There’s only a few weeks left of summer and we’re all starting to prepare for back-to-school! Here are a few tips to help you create a positive partnership with your child’s teacher that will foster the best possible learning environment in the upcoming school year.
Don’t Play the Blame Game
Most kids figure out really quickly whether they can get away with turning their parents against their teacher so their failures will be blamed on the teacher instead of the child. If your child gets a bad grade or is struggling in school, don’t immediately blame the teacher, it’s your child’s responsibility to do what it takes to perform up to their teacher’s standards.
I have friends who are teachers and their biggest complaint about teaching is that parents don’t support their efforts to hop their child. The parents fight the teacher every step of the way if their child is struggling instead of working with the teacher to help their child.
What Can You Do to Establish a Positive Relationship with Your Child’s Teacher?
Develop a relationship – The best thing you can do is to develop a positive relationship with your child’s teacher(s) early on in the year. Many schools have a day in the summer when you can come meet the teachers or have an open house in the first few weeks on school. Make sure to warmly greet the teacher, offer your personal information such a phone number and e-mail, advise them that you want to support them any way you can. Let them know you want to remain in contact throughout the year. Ask specifically where you can sign up for volunteer opportunities because those are a great way to get to know the teachers, administration, and kids. Make sure you are smiling and warm and friendly. Sometimes I cannot believe how rude parents are to the teachers during these events!
Be an ally – Throughout the year, look to your child’s teacher as an ally, working together to educate your child. If the teacher contacts you will a problem concerning your child, don’t immediately get defensive. Think of ways to correct the problem. Don’t be the parents who says, “Not MY kid. MY kid would never do that!” I’ll tell you right now, if you’re the parent that always says that, you have one of the worst behaved kids and everyone knows it but you.
Give them tips – Make sure the teacher understands your child.

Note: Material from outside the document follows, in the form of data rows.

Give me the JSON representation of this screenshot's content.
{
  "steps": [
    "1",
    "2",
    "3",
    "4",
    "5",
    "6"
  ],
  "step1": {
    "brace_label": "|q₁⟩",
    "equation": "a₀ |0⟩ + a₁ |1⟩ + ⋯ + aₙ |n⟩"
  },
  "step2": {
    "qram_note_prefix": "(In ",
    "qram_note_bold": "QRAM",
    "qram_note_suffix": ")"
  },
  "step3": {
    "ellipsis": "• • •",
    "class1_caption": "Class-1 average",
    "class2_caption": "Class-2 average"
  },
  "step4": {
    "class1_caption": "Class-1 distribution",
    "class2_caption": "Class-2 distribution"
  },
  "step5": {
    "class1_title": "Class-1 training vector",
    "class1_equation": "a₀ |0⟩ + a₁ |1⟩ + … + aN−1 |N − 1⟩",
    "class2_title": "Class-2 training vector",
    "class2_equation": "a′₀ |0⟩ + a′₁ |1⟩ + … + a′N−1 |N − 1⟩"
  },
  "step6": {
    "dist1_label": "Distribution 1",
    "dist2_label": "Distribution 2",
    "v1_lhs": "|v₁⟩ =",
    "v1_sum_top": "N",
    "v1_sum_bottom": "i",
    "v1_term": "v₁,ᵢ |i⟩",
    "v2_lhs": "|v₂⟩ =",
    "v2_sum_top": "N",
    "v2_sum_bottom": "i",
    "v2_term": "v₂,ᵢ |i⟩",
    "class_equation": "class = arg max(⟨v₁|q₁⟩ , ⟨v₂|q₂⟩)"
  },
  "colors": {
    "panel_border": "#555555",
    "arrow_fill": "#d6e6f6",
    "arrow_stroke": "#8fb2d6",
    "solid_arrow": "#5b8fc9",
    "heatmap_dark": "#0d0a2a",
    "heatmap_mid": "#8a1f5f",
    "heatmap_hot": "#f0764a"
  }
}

They have a bunch of kids and it takes months for them to figure out what works with which kids. Give them a clue early on will help them get the most out of your child. I always let teachers and coaches know how to get to my son. These are the things I tell my son’s teachers:
- My son doesn’t respond to yelling or harsh criticism in a classroom or on a court. He freezes and can’t perform. If you want him to do well in school, positive coaching is the way to go. “Good job Tyler, now can you do the next one?”
- My son is also competitive so he responds to challenges, “Do you think you can beat your last scores?” or “Let’s see who can get the highest score” will really get him excited to learn.
- My son can be a class clown. He doesn’t care if he gets lunch detentions. He cares if the teacher threatens to call me at home. If he’s misbehaving, a threat to call home will stop him in his tracks.
- My son has vision problems and needs to be in the front of the classroom. He also has trouble with plotting points on graphs because of his vision.
Focus on the positive – Make sure to focus on the positive. Teachers are people. They have good qualities and bad qualities. Focus on the good qualities and teach your child to take what they can from the good that their teachers have to offer. Teach them how to deal with some of their bad qualities in a positive way.